The answer quite simple, as I have alluded to in blogs past is to get to know your students, and from this become inovativve and creative in the way you teach, and how you teach it. This is where 21st centruy education comes into play. I wonder what Hamlet's Facebook page would look like? Or what Hermia's journal entry would look like after all the going-ons in the forest ! I think that as a teacher it is our role to take things that are seemingly boring and maybe irrelevant and use these to teach life skills through them. Teaching students bigger picture things, like how not being loved by someone does not mean that we should tell them we will "be their spaniel" or that power structures in these plays can lend themselves to historic learning. I think that we have the power to make things exciting and change the views of those who otherwise despise the subject matter. And take away the sense of hatred for the subject and turn it into a way in which they can take something they see as just nothing. Even sometimes if the lesson that is being taught is simply that with perseverance and dedication you can get through things that seem challenging.

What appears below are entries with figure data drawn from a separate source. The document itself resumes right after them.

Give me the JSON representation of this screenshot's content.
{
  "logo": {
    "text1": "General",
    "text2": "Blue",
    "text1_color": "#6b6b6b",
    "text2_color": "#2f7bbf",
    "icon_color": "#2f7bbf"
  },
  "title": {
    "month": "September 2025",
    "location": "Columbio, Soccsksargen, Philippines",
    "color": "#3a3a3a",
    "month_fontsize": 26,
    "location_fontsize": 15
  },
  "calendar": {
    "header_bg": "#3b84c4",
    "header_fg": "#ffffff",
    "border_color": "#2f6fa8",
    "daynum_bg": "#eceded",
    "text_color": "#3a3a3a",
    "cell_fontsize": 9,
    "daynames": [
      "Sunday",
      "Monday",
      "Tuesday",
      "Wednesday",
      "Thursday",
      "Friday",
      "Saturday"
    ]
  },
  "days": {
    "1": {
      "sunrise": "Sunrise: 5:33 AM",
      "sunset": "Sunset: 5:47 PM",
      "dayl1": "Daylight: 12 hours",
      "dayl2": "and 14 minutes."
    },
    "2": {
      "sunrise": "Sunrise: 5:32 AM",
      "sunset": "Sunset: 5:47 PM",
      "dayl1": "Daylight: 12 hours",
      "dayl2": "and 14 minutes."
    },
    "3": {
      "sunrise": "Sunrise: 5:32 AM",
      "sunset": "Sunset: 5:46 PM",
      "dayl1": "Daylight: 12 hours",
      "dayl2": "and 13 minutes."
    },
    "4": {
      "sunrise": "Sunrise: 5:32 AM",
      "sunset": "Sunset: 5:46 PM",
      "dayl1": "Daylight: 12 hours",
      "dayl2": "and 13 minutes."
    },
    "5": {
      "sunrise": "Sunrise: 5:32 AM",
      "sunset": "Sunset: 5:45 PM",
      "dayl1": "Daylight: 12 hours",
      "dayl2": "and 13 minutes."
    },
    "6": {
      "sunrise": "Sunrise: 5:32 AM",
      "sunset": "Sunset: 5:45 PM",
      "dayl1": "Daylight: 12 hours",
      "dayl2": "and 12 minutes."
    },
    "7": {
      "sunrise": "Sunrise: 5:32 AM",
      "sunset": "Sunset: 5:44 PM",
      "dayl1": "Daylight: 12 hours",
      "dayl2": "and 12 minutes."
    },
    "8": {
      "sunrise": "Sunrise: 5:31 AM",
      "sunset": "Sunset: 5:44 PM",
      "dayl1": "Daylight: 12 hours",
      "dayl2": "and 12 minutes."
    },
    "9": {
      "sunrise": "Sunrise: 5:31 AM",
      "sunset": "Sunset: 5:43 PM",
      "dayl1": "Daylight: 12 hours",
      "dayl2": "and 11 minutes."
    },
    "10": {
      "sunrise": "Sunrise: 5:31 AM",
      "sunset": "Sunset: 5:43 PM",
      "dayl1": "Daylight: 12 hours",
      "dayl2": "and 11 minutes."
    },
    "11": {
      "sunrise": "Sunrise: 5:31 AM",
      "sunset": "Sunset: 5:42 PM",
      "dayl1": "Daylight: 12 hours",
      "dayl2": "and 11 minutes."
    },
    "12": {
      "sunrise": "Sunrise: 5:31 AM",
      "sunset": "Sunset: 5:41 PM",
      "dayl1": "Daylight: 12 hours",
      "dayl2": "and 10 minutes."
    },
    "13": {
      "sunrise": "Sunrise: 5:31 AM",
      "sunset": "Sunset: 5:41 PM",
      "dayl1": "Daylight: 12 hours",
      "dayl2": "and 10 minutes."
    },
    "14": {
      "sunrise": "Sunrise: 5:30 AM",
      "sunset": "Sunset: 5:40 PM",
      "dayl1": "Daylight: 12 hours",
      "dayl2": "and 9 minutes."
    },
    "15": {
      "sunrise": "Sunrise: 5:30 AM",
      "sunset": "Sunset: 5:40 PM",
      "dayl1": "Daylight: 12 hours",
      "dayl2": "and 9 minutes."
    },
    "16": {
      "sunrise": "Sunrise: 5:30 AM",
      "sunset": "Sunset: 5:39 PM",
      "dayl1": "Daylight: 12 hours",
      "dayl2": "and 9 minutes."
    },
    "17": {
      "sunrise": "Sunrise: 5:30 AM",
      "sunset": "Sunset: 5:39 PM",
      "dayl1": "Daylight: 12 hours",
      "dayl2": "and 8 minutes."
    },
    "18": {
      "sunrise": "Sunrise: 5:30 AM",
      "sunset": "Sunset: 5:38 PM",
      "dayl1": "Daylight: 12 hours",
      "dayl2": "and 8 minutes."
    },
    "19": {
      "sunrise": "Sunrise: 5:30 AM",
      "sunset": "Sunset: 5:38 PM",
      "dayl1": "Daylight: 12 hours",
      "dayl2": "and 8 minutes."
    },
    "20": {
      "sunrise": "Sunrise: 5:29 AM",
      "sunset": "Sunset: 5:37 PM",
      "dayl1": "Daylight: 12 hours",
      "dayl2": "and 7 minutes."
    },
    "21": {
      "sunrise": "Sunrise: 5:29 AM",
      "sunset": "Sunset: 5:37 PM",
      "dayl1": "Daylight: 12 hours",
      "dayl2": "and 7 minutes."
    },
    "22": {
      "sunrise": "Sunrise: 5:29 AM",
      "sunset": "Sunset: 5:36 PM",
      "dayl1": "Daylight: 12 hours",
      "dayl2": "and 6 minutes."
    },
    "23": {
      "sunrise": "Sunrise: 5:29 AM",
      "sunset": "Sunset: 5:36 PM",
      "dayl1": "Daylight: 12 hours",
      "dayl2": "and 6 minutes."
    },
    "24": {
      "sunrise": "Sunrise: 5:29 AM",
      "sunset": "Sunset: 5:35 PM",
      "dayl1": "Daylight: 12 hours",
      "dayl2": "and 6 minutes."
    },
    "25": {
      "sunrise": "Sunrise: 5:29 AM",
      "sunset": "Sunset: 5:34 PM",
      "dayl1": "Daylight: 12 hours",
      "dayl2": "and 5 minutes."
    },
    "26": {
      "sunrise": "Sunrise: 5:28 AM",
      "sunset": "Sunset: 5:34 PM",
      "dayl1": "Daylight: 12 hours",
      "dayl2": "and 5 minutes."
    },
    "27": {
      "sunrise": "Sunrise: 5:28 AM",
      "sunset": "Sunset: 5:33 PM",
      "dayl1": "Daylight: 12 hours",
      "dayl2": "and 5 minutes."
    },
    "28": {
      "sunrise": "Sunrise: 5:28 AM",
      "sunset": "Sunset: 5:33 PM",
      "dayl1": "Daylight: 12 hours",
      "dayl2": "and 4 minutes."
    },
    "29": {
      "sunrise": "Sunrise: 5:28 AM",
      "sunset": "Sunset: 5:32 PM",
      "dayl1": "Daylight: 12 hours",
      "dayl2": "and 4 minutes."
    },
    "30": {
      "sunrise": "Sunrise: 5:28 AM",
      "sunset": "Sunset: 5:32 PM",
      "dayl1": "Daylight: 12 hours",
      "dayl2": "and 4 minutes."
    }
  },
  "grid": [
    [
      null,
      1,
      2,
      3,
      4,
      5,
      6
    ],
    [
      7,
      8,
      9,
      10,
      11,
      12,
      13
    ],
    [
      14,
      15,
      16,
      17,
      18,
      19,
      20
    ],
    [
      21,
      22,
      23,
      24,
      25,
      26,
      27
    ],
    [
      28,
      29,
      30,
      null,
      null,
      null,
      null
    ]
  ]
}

The bottom line being that teaching is more than just about embedding life skills by highlighting how communication is used, or how collaboration is important. That sometimes life skills are going to be what the students take out of the lesson whether or not we intend them or not. That we as teachers sometimes need to realize that what we embed in the lesson may not be what we had intended and if this goes well it is not something that we should lay claim too. We must admit that our students had success without our planned involvement and that learning took place without us, and at the end of the day, THIS IS OKAY! Teachers and educators need to get away from everything being about them, and turn it onto the students. We focus so much on taking the focus away from curriculum and putting it on student needs but there must also be a switch from teacher self-centeredness. That we, like the students are there to learn, to make mistakes, and to gain a deeper understanding of the world around us. Each day is a new day, full of new, exciting and challenging things, and if we can let students explore this without impeding their visions. If we can do this through teaching curriculum with the intent for them to take something out of it we may not have expected, and if we can teach with the mindset that we want to change students’ lives, then WE CAN !

So to be or not to be? How does my experience relate to leading by example, taking ourselves away from the centre of the classroom, and allowing kids to explore. It suggests that even in the darkest moments of education, even when students, or we as educators feel down out and frustrated, there is always ALWAYS something to be learned, gained, and experienced, and it is by harnessing this within ourselves that we can simultaneously allow students to see the importance of seeking solutions even in the problems they do not wish to face.